= Allison Nixon =

Cybersecurity researcher

Allison Nixon is a cybersecurity researcher and the chief research officer and co-owner of Unit 221B, a New York City-based cybersecurity investigations firm. She is known for her research into DDoS attribution, cybercrime attribution, and English-speaking criminal communities, particularly the loose cybercriminal collective known as The Com. Her investigative work has contributed to the identification and arrest of more than two dozen cybercriminals since 2011, according to FBI officials cited in MIT Technology Review.

== Early career ==
Nixon began her cybersecurity career around 2011, working the night shift in the security operations center at Dell SecureWorks. While the firm's counter-threats team focused on state-sponsored hacking groups, Nixon independently began investigating the online forums and communities where criminal hackers congregated, developing an early interest in the motivations and social dynamics of cybercriminals rather than their technical intrusion methods alone.

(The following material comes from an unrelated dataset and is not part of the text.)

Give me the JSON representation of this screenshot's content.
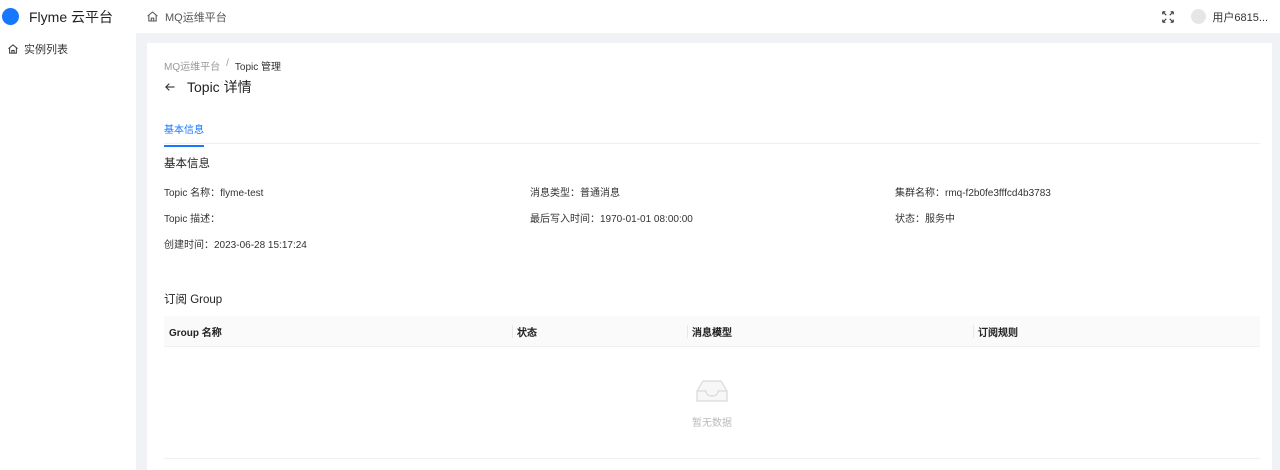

In 2013, while employed at Integralis (which was renamed NTT Com Security later that year), she presented at Black Hat USA on techniques for bypassing DDoS protection services. She subsequently joined Flashpoint, a business risk intelligence firm, where she served as director of security research.

In early 2020, Nixon joined Unit 221B, a cybersecurity investigations firm named after Sherlock Holmes's address.

== Research and investigations ==

=== Mirai botnet ===

In October 2016, while serving as director of security research at Flashpoint, Nixon led the firm's investigation into a series of large DDoS attacks against DNS provider Dyn, which disrupted access to major websites including Amazon, Twitter, and Spotify. Flashpoint confirmed the involvement of the Mirai botnet in the attacks. Nixon's ongoing research contributed to the law enforcement investigation that led to the December 2017 guilty pleas of the three creators of the Mirai malware. Nixon was a named subject in the resulting cover story by Andy Greenberg in Wired.

=== The Com and Scattered Spider ===
Nixon has published extensive research on The Com, a loosely affiliated network of predominantly young, English-speaking cybercriminals responsible for a range of offenses including social engineering, SIM swapping, cryptocurrency theft, sextortion, swatting, and ransomware attacks. She began tracking the online communities from which The Com emerged as early as 2011. At Unit 221B, she built eWitness, an invitation-only platform aggregating scraped data from Telegram and Discord channels used by Com members, which is shared with other researchers and law enforcement agencies.

Following the September 2023 cyberattacks on MGM Resorts International and Caesars Entertainment by Scattered Spider, a group associated with The Com, Nixon provided analysis to media outlets including the Wall Street Journal and TechCrunch. She has characterized Scattered Spider and related groups as Western, predominantly young cybercriminals who deliberately recruit minors due to the more lenient legal consequences they face.

In a June 2025 presentation at the Sleuthcon cybersecurity conference, Nixon described The Com as a youth subculture whose members are drawn in by financial incentives and peer influence, with criminal activity escalating from financially motivated fraud to violence and sextortion.

=== Snowflake data breaches and Moucka case ===
In April 2024, Nixon became the target of death threats posted on Telegram and Discord by a person using the handles "Waifu" and "Judische," later identified as Connor Riley Moucka, a Canadian national. Moucka was accused of involvement in a series of data breaches targeting customers of Snowflake, a cloud data platform, and of extorting victims for millions of dollars in Bitcoin. After the threats drew her attention, Nixon and Unit 221B, working with Mandiant and other partners, helped to identify Moucka's real identity, which was passed to law enforcement. Moucka was arrested in Kitchener, Ontario, in October 2024 and faces 20 federal charges in the United States, including conspiracy, computer fraud, wire fraud, extortion, and aggravated identity theft.

== Media appearances ==
Nixon has appeared on 60 Minutes in a 2024 segment on Scattered Spider and its connection to the casino cyberattacks. She was featured in The New York Times Presents episode "The Teenager Who Hacked Twitter" (2020), about the 2020 Twitter hack. She also appeared in the documentary series Most Wanted: Teen Hacker (2025).

In February 2026, MIT Technology Review published a feature profile on Nixon detailing her career, her role in pursuing members of The Com, and the death threats she received from cybercriminals whose identities she helped expose. She has been cited in reporting by Brian Krebs at Krebs on Security on topics including Mirai, LAPSUS$, SIM swapping, T-Mobile breaches, and DDoS-for-hire services.

In May 2026, Nixon appeared in an episode of the Wired web series "Tech Support" to answer questions about cybersecurity.